はじめての雪合戦大会
ぼくが初めて雪合戦の大会に出場したのは贅沢にも第28回昭和新山国際雪合戦大会だった。
28回大会には早稲田雪合戦の会から1チームが出場した。チームといっても男女混合、さらには1年生から4年生まで全学年総出の"寄せ集め"チームだった。
当時の早稲田雪合戦の会は他のサークルとの勧誘合戦に敗れ慢性的な人不足であった。さらに練習環境の整備にも苦戦し、活動は月に1回あるかどうかだった。
もちろん新山に向けてチーム練習を行うこともなく、1年生のぼくとあべ(現:早大茶道部#2)は最低限のルールだけを覚えて北海道の地へ降り立った。
(第28回昭和新山国際雪合戦大会 早稲田雪合戦の会 集合写真)
なんか場違いじゃね
幹事長のおおえさん(現:早大茶道部監督)が「洞爺湖を一望できる温泉が最高らしい」との理由で宿舎には万世閣を選んだ。ぼくたちは思いがけず雪合戦の聖地の一つ"万世閣"に宿泊することとなった。
札幌発の直通バスに外国人観光客と共に乗り込み、気分はただの北海道観光だった。しかしロビーへ足を踏み入れた瞬間、観光気分は吹き飛んだ。ヘルメットをバッグからぶら下げ、統一のベンチコートに身を包み、静かに佇む大柄な男性集団があちこちに点在していた。「雪合戦ってこんなゴリゴリのアスリートがやるスポーツなのか…」と驚嘆した。
チェックインを済ませ部屋へ入ると窓から見える洞爺湖の眺望に感動を覚えたのも束の間、湖畔にある雪合戦コートが目に入った。先輩が地元の強豪チームの練習コートと教えてくれたが、ぼくにとって誰のコートかは重要でなかった。なんてたって初めて目にした雪合戦コートだ。そしてその大きさに「こんなに広いのかよ」と衝撃を受けた。
夜には申し訳程度の作戦会議を開き各人のポジションや役割を整理し布団に入った。「なんだか場違いな所に来てしまったな」と少し悔恨の念を抱き眠りについた。
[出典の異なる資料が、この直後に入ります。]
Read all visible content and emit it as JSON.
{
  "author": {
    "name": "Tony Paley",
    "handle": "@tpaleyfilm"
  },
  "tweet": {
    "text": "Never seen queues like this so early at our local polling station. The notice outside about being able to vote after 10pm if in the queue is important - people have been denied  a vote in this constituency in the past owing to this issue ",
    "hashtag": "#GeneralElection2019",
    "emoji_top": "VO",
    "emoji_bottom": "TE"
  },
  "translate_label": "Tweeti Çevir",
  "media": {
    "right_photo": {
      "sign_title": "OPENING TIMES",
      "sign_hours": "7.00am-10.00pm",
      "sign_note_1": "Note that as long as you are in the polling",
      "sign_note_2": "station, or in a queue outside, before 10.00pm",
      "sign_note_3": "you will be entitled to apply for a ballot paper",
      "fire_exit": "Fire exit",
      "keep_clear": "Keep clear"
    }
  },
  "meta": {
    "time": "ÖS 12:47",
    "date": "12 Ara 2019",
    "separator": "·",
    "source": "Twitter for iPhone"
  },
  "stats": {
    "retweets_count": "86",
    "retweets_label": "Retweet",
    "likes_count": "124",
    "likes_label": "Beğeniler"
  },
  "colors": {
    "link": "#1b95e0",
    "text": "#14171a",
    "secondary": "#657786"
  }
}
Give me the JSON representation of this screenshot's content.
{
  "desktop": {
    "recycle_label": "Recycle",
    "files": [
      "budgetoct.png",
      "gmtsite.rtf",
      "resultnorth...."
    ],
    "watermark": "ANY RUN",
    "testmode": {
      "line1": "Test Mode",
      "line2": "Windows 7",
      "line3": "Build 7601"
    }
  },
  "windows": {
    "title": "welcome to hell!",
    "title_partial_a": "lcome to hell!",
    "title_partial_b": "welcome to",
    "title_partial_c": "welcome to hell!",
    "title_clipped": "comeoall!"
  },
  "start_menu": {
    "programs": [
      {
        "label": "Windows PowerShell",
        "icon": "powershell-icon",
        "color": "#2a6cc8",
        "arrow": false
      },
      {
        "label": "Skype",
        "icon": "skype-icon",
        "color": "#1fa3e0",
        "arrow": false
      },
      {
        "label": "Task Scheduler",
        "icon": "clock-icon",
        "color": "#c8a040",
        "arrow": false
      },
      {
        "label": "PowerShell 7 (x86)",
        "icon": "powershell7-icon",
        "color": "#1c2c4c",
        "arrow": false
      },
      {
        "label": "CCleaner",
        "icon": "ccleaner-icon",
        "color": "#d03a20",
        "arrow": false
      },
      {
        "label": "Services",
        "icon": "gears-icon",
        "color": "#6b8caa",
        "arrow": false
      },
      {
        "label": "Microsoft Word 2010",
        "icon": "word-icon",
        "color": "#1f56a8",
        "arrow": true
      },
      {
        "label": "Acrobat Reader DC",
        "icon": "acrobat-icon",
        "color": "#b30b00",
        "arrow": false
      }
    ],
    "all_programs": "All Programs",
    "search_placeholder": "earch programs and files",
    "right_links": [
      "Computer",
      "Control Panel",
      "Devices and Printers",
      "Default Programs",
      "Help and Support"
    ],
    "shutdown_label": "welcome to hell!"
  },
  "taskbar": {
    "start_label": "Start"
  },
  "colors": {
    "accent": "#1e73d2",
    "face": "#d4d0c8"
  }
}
※万世閣:正式名称は洞爺湖万世閣ホテルレイクサイドテラス。昭和新山国際雪合戦大会へ出場する多くの雪合戦チームが宿泊する。敷地内には地元の強豪チームの練習コートが併設されている。
ガチでやりてえ
迎えた大会当日、正直試合の内容ははっきりと覚えていない。記憶に残らないほどあっさりと負けた。気づいたら全滅しているかフラッグを奪取されているかだった。完膚なきまでに打ちのめされた。
ただ不思議とネガティブな感情は生まれなかった。それよりも「どうすれば勝てたのか」という問いで頭が一杯だった。その解を見つけるべく他チームの試合を観戦した。
衝撃が走った。
大の大人が勝利を目指し全身全霊を懸けて戦っていた。試合前には円陣を組み、相手をアウトにすれば「よっしゃー!」とチームで声を上げ、勝利には歓喜し敗北には悔し涙を流していた。「雪合戦はスポーツだ」と胸を打たれた。それと同時に「ガチでやりてえ」と心に火が点いた。横で観ていたあべも同じ想いだった。そして大学生活を雪合戦に捧げようと2人で誓い合った。
しかし本気で雪合戦に取り組む以前に4年生が卒業すると人材不足から早稲田雪合戦の会は存続の危機に瀕する状況だった。来る新入生勧誘で新入生を獲得できなければ大会への出場すら危うい状況であった。
大会終わりすすきののアパホテルでおおえさんとあべと朝まで新入生獲得戦略を練った。この会議があったからこそ今の早大茶道部があると言っても過言ではない。